Most mobile students seek full degrees, with roughly equal numbers pursuing undergraduate and graduate study. Business, management and STEM - science, technology, engineering and mathematics - fields attract the majority of international enrolments. Most students pay for their education themselves.
Scholarship schemes
The most commonly cited rationale for establishing outward mobility programmes was an interest in advancing national development - which was not surprising, considering that all of the programmes under review were funded in whole or in part with public resources.
The report pointed out that several of the case study countries - China, Kazakhstan, Indonesia, Russia and Vietnam - had seen notable shifts in their political systems and-or had moved to market-based economies within the past 20 years.

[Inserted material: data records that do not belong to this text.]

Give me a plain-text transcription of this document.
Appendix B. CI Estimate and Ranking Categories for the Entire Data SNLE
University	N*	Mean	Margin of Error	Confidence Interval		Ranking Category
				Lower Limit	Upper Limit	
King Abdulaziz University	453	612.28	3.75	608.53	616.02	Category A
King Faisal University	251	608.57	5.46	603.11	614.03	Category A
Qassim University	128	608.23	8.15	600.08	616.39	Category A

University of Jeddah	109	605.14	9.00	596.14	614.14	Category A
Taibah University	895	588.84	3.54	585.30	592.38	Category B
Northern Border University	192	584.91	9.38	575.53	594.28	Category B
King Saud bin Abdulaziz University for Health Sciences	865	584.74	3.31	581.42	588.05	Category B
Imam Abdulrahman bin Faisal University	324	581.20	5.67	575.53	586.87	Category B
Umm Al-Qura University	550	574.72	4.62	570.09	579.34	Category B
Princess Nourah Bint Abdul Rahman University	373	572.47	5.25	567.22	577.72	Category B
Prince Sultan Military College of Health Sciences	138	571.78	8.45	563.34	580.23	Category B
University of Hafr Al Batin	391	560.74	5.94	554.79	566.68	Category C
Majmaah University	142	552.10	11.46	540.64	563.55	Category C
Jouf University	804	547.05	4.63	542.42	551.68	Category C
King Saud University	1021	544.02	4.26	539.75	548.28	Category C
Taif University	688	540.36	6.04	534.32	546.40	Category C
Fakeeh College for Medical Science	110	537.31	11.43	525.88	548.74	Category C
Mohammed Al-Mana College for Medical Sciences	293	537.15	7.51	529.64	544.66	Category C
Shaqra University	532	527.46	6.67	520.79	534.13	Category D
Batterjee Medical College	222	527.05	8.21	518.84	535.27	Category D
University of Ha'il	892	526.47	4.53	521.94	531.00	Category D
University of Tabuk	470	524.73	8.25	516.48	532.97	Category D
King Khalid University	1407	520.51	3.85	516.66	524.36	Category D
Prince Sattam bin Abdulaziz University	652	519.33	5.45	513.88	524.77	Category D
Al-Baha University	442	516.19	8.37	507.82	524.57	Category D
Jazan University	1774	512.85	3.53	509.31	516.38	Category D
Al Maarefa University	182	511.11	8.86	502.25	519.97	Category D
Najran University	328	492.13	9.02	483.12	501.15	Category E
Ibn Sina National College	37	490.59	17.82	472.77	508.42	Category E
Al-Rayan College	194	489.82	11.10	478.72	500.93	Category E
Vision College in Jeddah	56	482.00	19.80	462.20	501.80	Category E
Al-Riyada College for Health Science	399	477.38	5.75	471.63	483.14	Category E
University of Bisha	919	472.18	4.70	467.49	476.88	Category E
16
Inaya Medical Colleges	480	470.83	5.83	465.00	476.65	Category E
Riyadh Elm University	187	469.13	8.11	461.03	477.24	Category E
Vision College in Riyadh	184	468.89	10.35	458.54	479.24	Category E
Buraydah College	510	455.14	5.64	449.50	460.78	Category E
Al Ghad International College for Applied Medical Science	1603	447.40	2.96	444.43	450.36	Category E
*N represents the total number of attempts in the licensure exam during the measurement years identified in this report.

Others - Brazil, India and Mexico - had wanted to improve on economic progress that had led to a burgeoning middle-class.
All had made general advances in education, health and economic strength, and were experiencing growth in tertiary education enrolments. For example, Indonesia's DIKTI programme and Pakistan's OSS-II programme had tracked the number of academic articles accepted for publication by refereed journals. In both cases, the numbers were increasing.
A striking difference when comparing outward mobility programmes was their size.
At one end of the spectrum was Saudi Arabia's King Abdullah Scholarship Program, or KASP, which offers about 30,000 scholarships per year. At the opposite end Egypt, India and Pakistan each sponsor, among their portfolio of programmes, a handful of scholarships that send fewer than 50 participants abroad each year, with several sending fewer than five.
Excluding these large and small schemes, programmes sending between 500 and 1,000 recipients abroad each year were most common among the case countries reviewed.
It was clear that resource availability was the principal factor in determining how many scholarships a programme would distribute.
When planning the President's Mobility Scholarship scheme programme in Russia, for example, champions called for a scheme that would send 10,000 students abroad each year for tertiary study - in the end, financial realities resulted in a programme that sends 100.
Brazil has sent more than 39,000 students and scholars abroad since 2011. Saudi Arabia has funded more than 165,000 scholars abroad on KASP scholarships since 2005. And schemes in Mexico and Kazakhstan have sent more than 65,000 and 10,000 students abroad respectively over their long histories.
That several national outward mobility scholarship programmes have been in existence for more than 20 years, and that many new schemes have been established since 2000, showed that countries increasingly consider them a worthwhile investment.
Suggestions
The report's authors suggest that regular assessments of international scholarship schemes' outcomes and impacts should be set against their goals, for comparison and monitoring purposes.
Programme evaluations at regular intervals would also help determine the level and quality of impact and identify potential areas for improvement. National governments should consider hiring third-party auditors to review administrative performance and programme impact.
Given that mobility scholarships provided resources and opportunities most directly to individuals - who in turn were expected to make a positive contribution to their countries - tracking the professional trajectories of participants and alumni was a crucial aspect of impact assessment.
Further, alumni assessments designed to provide insight into how the international study experience affected participants over time would yield information useful to programme design and implementation, said the researchers.
Scheme administrators should also consider collecting data on the experiences of institutions abroad that host scholarship recipients, as well as those at home with which alumni are professionally or personally affiliated.